Yeah, alright. I, Scott Aaronson, have been arrested and have spent eight hours in the custody of the Waterloo police.
Since a lot of bogus information has been circulating about how this happened, let me give you my side of the story. It’s easiest to start with Gaurav Mukherjee, who’s currently an undergrad at IIT New Delhi. I assume most of you have heard of him by now (he’s been all over the blogosphere), but for those who haven’t: earlier this week Mukherjee announced a proof of the “physical independence” of P versus NP and related questions. In a manuscript that’s been circulating by email, he claims to exhibit laws of physics under which P equals NP (in the unrelativized setting), and different laws under which P doesn’t equal NP. Indeed, he even claims to give laws under which P=NP can exist in a quantum superposition of truth and falsehood.
When Gaurav sent me the manuscript on Wednesday, I immediately wrote it off as crackpot nonsense. So when I visited Perimeter Institute yesterday afternoon, I was astonished to find it was all anyone was talking about! I tried in vain to argue with the physicists: “Look, you don’t get it. P versus NP is a mathematical question. By definition, its truth or falsehood can’t depend on any assumptions about physics.”
“Have you even read the paper?” the physicists would shoot back. “That kind of statement only makes sense in a pre-Mukherjee ontology. You might as well say after Einstein’s paper that the rate of time can’t possibly depend on how fast you’re moving!”
“No, that’s a shitty analogy!” I’d respond, getting more and more agitated as the afternoon wore on.
At 9PM or so, a bunch of us decided to hit Jane Bond, a popular bar in Waterloo, to argue about it some more. That’s where things took a turn for the worse. I’ve never held my alcohol well, but the physicists were all ordering three or four beers apiece, so I did the same. By midnight, I’d gotten into an especially ugly argument with a certain postdoc who will remain anonymous. “You complexity theorists, you’re all the same,” he drawled. “Prove this, bound that, this makes no sense, this can’t possibly influence that. Buncha stuck-up pussies.”
The physicists all laughed, and that’s when I lost it.
“You idiot!” I screamed. “You doofus! You ignorant farmer!”
“What did you call me?” the postdoc said, pushing my shoulder so hard I almost fell off my chair.
“An ignorant farmer,” I said, socking him in the jaw as hard as I could.
We both got up. I noticed that the postdoc’s jaw was bleeding. The other Perimeter guys gathered around us — quantum information theorists on one side, cosmologists and quantum gravity theorists on the other. The postdoc and I traded blows for a minute or two until the cops showed up. When they asked who started it, everyone pointed to me, and as a result, I was the only one they arrested! Fortunately, the cops said they wouldn’t charge me with anything, but they did keep me at the station until I sobered up.

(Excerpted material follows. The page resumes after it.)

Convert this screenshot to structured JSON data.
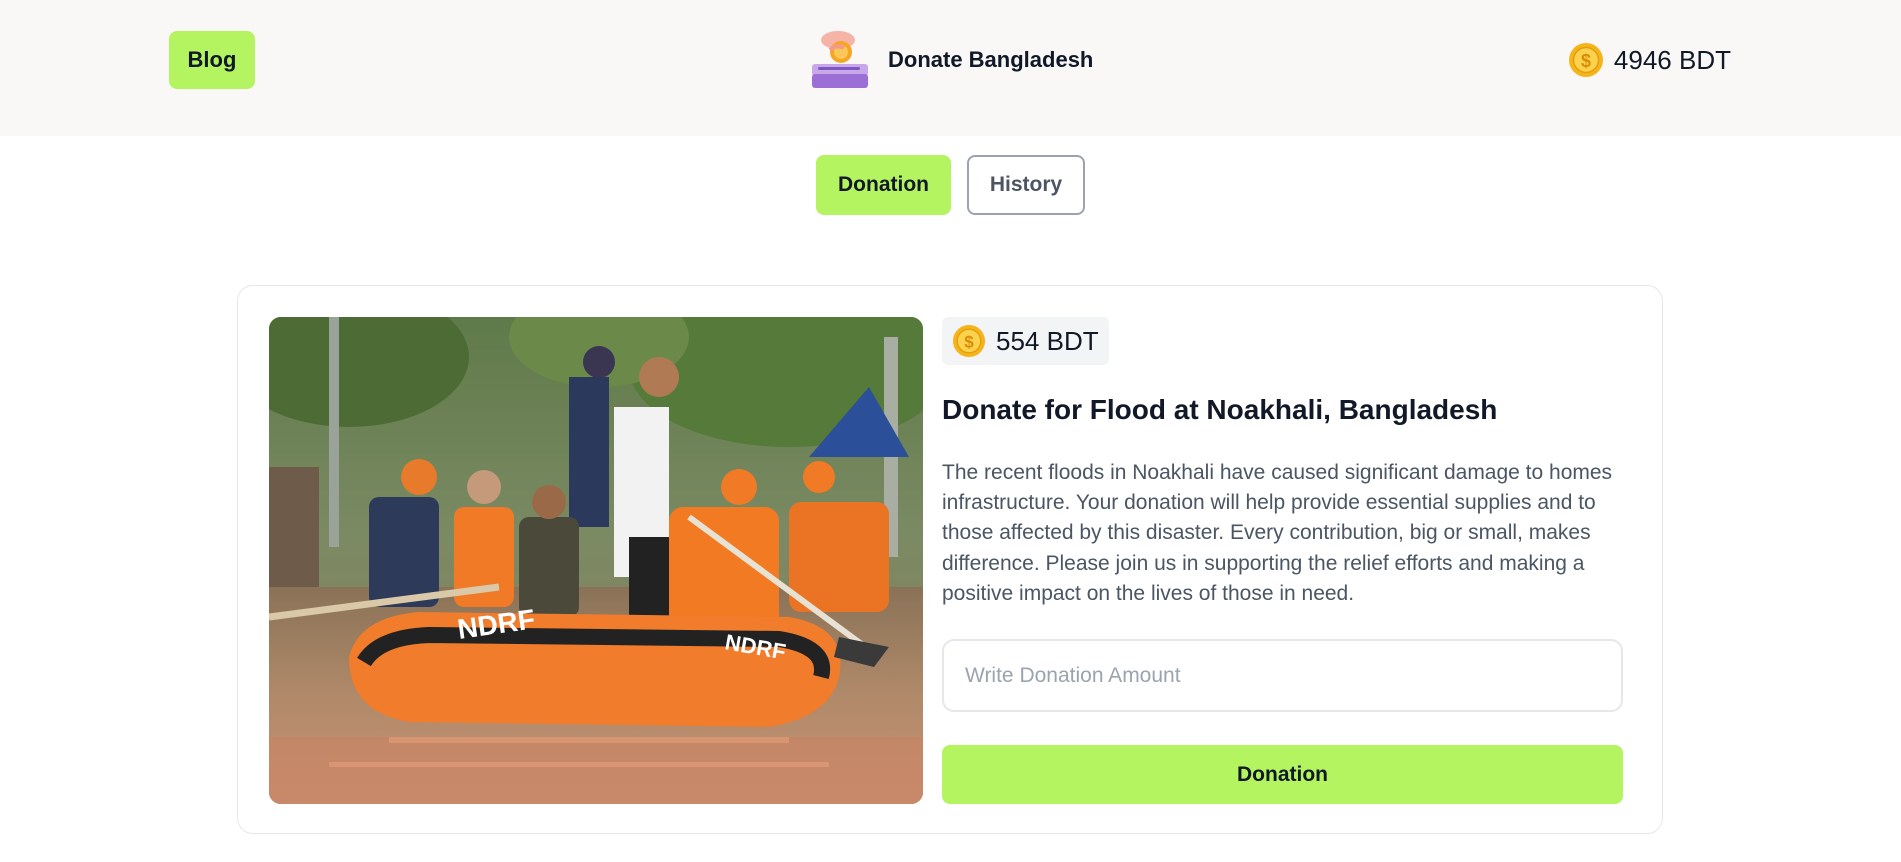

I had plenty of time there to think things over. What if Mukherjee is right? I thought. What if the very formulation of Turing machines, P versus NP, and so on depends on presuppositions that I’ve never seriously thought through? There was one particular point in Mukherjee’s paper — the construction of an ontology where polynomial time means the same as exponential time — that I hadn’t understood till then, but that I finally got at 4AM or so. Staring at the walls of the station, the lone officer pacing back and forth, my handcuffs, etc. I could feel my previous worldview crumbling all around me.
By now — Saturday morning — Mukherjee’s paper has changed how I think about almost everything. This might seem like a stretch, but it’s even made me more sanguine about the George W. Bush presidency. Look, if whether P=NP can depend so strongly on our beliefs and assumptions, then why not whether the universe is 6,000 or 14 billion years old, or whether a missile defense system will or won’t work? The bottom line is that facts, logic, and “objective reality” (whatever that means) aren’t nearly as important as I thought they were. If enough people want something to be true, it becomes true. I guess I’ll keep writing this blog, but from now on it’s never going to be the same.